Sen. Edith Prague, D-Columbia, said she was still holding out hope that the deal would be ratified and said she found it hard to believe state employees would turn it down.
“I’m beside myself thinking that they could turn down this deal,” said Prague, the co-chairwoman of the Labor and Public Employees Committee. “If they do, they’ll never get another thing out of me.”
Still, other Democrats noted there are other options to consider.
“If we are back to square one, then square one includes taking a cold hard look at how much money we can expect to come in next year,” Rep.

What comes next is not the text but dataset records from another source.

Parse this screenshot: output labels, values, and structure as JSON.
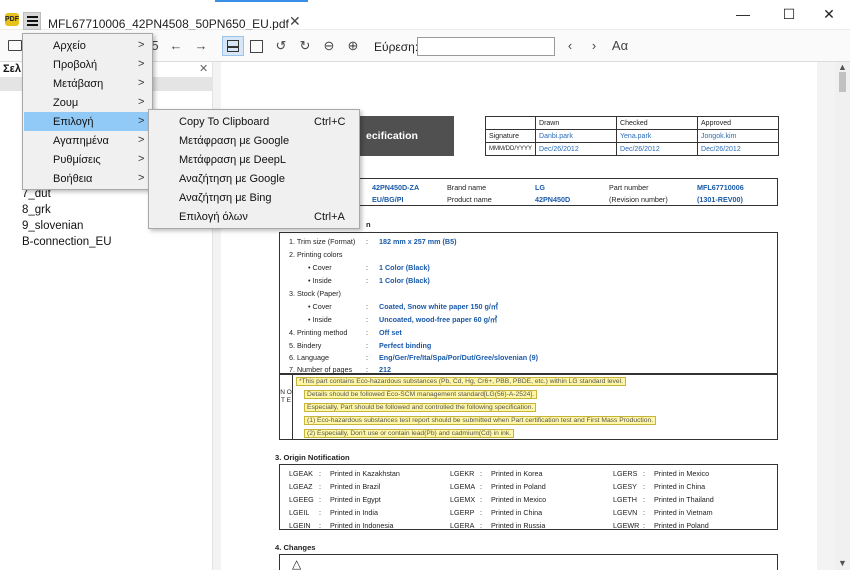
{
  "app": {
    "logo_text": "PDF",
    "tab_title": "MFL67710006_42PN4508_50PN650_EU.pdf",
    "tab_close": "✕",
    "window_controls": [
      "—",
      "☐",
      "✕"
    ]
  },
  "toolbar": {
    "page_number_fragment": "5",
    "search_label": "Εύρεση:",
    "search_value": "",
    "font_size_glyph": "Aα"
  },
  "sidebar": {
    "title": "Σελ",
    "close": "✕",
    "items": [
      "7_dut",
      "8_grk",
      "9_slovenian",
      "B-connection_EU"
    ]
  },
  "main_menu": {
    "items": [
      {
        "label": "Αρχείο",
        "arrow": ">"
      },
      {
        "label": "Προβολή",
        "arrow": ">"
      },
      {
        "label": "Μετάβαση",
        "arrow": ">"
      },
      {
        "label": "Ζουμ",
        "arrow": ">"
      },
      {
        "label": "Επιλογή",
        "arrow": ">"
      },
      {
        "label": "Αγαπημένα",
        "arrow": ">"
      },
      {
        "label": "Ρυθμίσεις",
        "arrow": ">"
      },
      {
        "label": "Βοήθεια",
        "arrow": ">"
      }
    ]
  },
  "submenu": {
    "items": [
      {
        "label": "Copy To Clipboard",
        "shortcut": "Ctrl+C"
      },
      {
        "label": "Μετάφραση με Google",
        "shortcut": ""
      },
      {
        "label": "Μετάφραση με DeepL",
        "shortcut": ""
      },
      {
        "label": "Αναζήτηση με Google",
        "shortcut": ""
      },
      {
        "label": "Αναζήτηση με Bing",
        "shortcut": ""
      },
      {
        "label": "Επιλογή όλων",
        "shortcut": "Ctrl+A"
      }
    ]
  },
  "document": {
    "title_fragment": "ecification",
    "signature": {
      "headers": [
        "Drawn",
        "Checked",
        "Approved"
      ],
      "row1_label": "Signature",
      "row1": [
        "Danbi.park",
        "Yena.park",
        "Jongok.kim"
      ],
      "row2_label": "MMM/DD/YYYY",
      "row2": [
        "Dec/26/2012",
        "Dec/26/2012",
        "Dec/26/2012"
      ]
    },
    "model": {
      "model_value_1": "42PN450D-ZA",
      "model_value_2": "EU/BG/PI",
      "brand_label": "Brand name",
      "brand_value": "LG",
      "product_label": "Product name",
      "product_value": "42PN450D",
      "part_label": "Part number",
      "part_value": "MFL67710006",
      "revision_label": "(Revision number)",
      "revision_value": "(1301-REV00)"
    },
    "spec_section_fragment": "n",
    "specs": {
      "trim_label": "1. Trim size (Format)",
      "trim_value": "182 mm x 257 mm (B5)",
      "colors_label": "2. Printing colors",
      "cover_label": "• Cover",
      "cover_value": "1 Color (Black)",
      "inside_label": "• Inside",
      "inside_value": "1 Color (Black)",
      "stock_label": "3. Stock (Paper)",
      "stock_cover_value": "Coated, Snow white paper 150 g/㎡",
      "stock_inside_value": "Uncoated, wood-free paper 60 g/㎡",
      "method_label": "4. Printing method",
      "method_value": "Off set",
      "bindery_label": "5. Bindery",
      "bindery_value": "Perfect binding",
      "language_label": "6. Language",
      "language_value": "Eng/Ger/Fre/Ita/Spa/Por/Dut/Gree/slovenian (9)",
      "pages_label": "7. Number of pages",
      "pages_value": "212",
      "colon": ":"
    },
    "note": {
      "side_label": "N O T E",
      "lines": [
        "*This part contains Eco-hazardous substances (Pb, Cd, Hg, Cr6+, PBB, PBDE, etc.) within LG standard level.",
        "Details should be followed Eco-SCM management standard[LG(56)-A-2524].",
        "Especially, Part should be followed and controlled the following specification.",
        "(1) Eco-hazardous substances test report should be submitted when Part certification test and First Mass Production.",
        "(2) Especially, Don't use or contain lead(Pb) and cadmium(Cd) in ink."
      ]
    },
    "origin": {
      "heading": "3. Origin Notification",
      "rows": [
        [
          [
            "LGEAK",
            "Printed in Kazakhstan"
          ],
          [
            "LGEKR",
            "Printed in Korea"
          ],
          [
            "LGERS",
            "Printed in Mexico"
          ]
        ],
        [
          [
            "LGEAZ",
            "Printed in Brazil"
          ],
          [
            "LGEMA",
            "Printed in Poland"
          ],
          [
            "LGESY",
            "Printed in China"
          ]
        ],
        [
          [
            "LGEEG",
            "Printed in Egypt"
          ],
          [
            "LGEMX",
            "Printed in Mexico"
          ],
          [
            "LGETH",
            "Printed in Thailand"
          ]
        ],
        [
          [
            "LGEIL",
            "Printed in India"
          ],
          [
            "LGERP",
            "Printed in China"
          ],
          [
            "LGEVN",
            "Printed in Vietnam"
          ]
        ],
        [
          [
            "LGEIN",
            "Printed in Indonesia"
          ],
          [
            "LGERA",
            "Printed in Russia"
          ],
          [
            "LGEWR",
            "Printed in Poland"
          ]
        ]
      ]
    },
    "changes_heading": "4. Changes"
  }
}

Peter Tercyak, D-New Britain, said. “And if our projections have been a little conservative, if revenue growth is there, we should acknowledge that first before we do anything else.”
The Malloy administration reported Tuesday that General Fund revenues for this fiscal year shot up $53.4 million in the past month alone, with $40 million of that growth tied to the income tax.
Minority Republican lawmakers charged that Malloy and his allies built excessively conservative revenue assumptions into the new budget.
With the latest growth factored in, this year’s General Fund tax revenues are projected at $11.96 billion, $1.04 billion over the level originally budgeted for 2010-11, while next year’s growth–before new revenue from tax hikes is factored in–would be just $286 million, or 2.4 percent.
And the $20.14 billion budget for next fiscal year already was built to run $89 million in the black, even without any further revenue adjustments.
This year’s budget also is on pace to finish $85.5 million in surplus. But that is one-time money and Occhiogrosso warned using it to patch any holes in the state budget was unlikely.
“Technically it is on the table but it is not something [Malloy] is inclined to do,” Occhiogrosso said.